Found backup or unreferenced files? Here’s what to do
Storing backup files on a website is never a good idea. Unfortunately, it’s not uncommon for WordPress website owners and administrators to configure cron jobs (scheduled tasks) to take database backups, only to store these backups on the same server. While you most certainly should be backing up your website, you should take care that backup files not be stored anywhere on the system you backed up.
Having a well-thought-out WordPress backup strategy that follows best practices is crucial not only from a security perspective but equally from a business continuity standpoint. After all, backups are not worth much if you cannot use them to restore data.
How to prevent backup file enumeration
As we’ve seen throughout this article, keeping backup files on your WordPress website can be pretty risky.
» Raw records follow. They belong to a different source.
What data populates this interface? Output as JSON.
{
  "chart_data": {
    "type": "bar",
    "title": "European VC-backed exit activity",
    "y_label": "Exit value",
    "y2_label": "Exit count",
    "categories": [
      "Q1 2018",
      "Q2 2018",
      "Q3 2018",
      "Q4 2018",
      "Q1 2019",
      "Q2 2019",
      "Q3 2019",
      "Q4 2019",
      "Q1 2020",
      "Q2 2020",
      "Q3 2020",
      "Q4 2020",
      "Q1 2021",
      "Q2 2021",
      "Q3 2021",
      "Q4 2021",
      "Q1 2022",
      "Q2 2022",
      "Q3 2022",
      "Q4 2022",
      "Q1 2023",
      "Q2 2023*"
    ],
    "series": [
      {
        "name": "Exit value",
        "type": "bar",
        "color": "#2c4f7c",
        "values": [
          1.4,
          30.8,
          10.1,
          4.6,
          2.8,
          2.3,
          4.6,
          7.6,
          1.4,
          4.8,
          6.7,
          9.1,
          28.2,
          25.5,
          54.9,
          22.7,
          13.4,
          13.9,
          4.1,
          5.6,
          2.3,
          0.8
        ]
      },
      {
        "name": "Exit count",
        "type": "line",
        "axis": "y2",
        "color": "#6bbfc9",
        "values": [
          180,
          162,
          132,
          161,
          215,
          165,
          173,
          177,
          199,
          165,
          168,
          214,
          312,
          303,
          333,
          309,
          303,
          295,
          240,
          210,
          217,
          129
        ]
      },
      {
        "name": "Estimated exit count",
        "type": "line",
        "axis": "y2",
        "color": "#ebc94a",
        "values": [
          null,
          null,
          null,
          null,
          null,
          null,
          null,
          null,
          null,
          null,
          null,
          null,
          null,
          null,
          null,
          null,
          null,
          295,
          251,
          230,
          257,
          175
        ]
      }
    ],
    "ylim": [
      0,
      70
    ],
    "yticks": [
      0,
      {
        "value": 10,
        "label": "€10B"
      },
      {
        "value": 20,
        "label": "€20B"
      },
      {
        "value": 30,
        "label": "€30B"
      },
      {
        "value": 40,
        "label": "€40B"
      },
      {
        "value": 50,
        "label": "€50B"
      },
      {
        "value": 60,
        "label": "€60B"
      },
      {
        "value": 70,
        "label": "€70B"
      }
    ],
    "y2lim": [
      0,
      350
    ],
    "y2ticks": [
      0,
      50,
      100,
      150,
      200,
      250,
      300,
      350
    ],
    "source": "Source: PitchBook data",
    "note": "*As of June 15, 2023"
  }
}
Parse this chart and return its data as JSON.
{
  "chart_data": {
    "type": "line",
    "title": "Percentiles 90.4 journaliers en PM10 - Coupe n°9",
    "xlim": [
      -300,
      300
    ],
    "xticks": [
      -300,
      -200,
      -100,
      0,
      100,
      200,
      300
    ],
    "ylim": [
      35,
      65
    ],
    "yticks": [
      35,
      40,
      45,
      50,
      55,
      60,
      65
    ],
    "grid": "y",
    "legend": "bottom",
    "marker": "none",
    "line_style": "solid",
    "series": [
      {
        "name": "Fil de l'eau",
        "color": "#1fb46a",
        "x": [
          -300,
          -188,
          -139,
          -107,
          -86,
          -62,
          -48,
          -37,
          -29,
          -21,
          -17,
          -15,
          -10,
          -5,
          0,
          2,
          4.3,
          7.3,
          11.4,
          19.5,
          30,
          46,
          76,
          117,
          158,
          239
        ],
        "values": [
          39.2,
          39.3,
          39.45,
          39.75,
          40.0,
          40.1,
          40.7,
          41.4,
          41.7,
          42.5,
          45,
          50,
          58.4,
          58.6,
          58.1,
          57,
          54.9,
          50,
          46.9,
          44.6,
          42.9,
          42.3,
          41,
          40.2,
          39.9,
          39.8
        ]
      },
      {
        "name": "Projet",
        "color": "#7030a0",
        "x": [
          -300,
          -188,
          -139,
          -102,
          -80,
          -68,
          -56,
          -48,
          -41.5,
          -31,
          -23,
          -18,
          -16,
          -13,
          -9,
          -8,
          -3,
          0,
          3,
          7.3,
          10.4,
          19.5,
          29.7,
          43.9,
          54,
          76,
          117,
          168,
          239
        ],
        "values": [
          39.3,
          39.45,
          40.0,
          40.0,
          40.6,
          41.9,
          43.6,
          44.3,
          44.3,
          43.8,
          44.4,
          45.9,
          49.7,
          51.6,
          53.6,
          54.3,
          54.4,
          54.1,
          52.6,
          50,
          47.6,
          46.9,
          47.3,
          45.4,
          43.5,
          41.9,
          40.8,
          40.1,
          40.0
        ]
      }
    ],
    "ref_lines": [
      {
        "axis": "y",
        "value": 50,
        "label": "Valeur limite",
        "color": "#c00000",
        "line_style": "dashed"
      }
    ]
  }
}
As such, you should always use a test or staging environment to carry out your changes before pushing them to the live/production server. Most managed WordPress hosting accounts come with a staging environment right out of the box. You can also use software such as Local, which allows you to spin up WordPress instances on your PC.
Nevertheless, if you choose to keep backup files on your web server, ideally, keep them out of the directory you have configured your webserver to serve.
Additionally, configure your WordPress files permissions to prohibit access to the web server’s user — this ensures that even in the event of a misconfiguration, the webserver will not be allowed to serve the file to a client requesting it. As an added measure, it’s a good idea to encrypt any database backups and make sure the encryption key is not accessible by the web server’s user.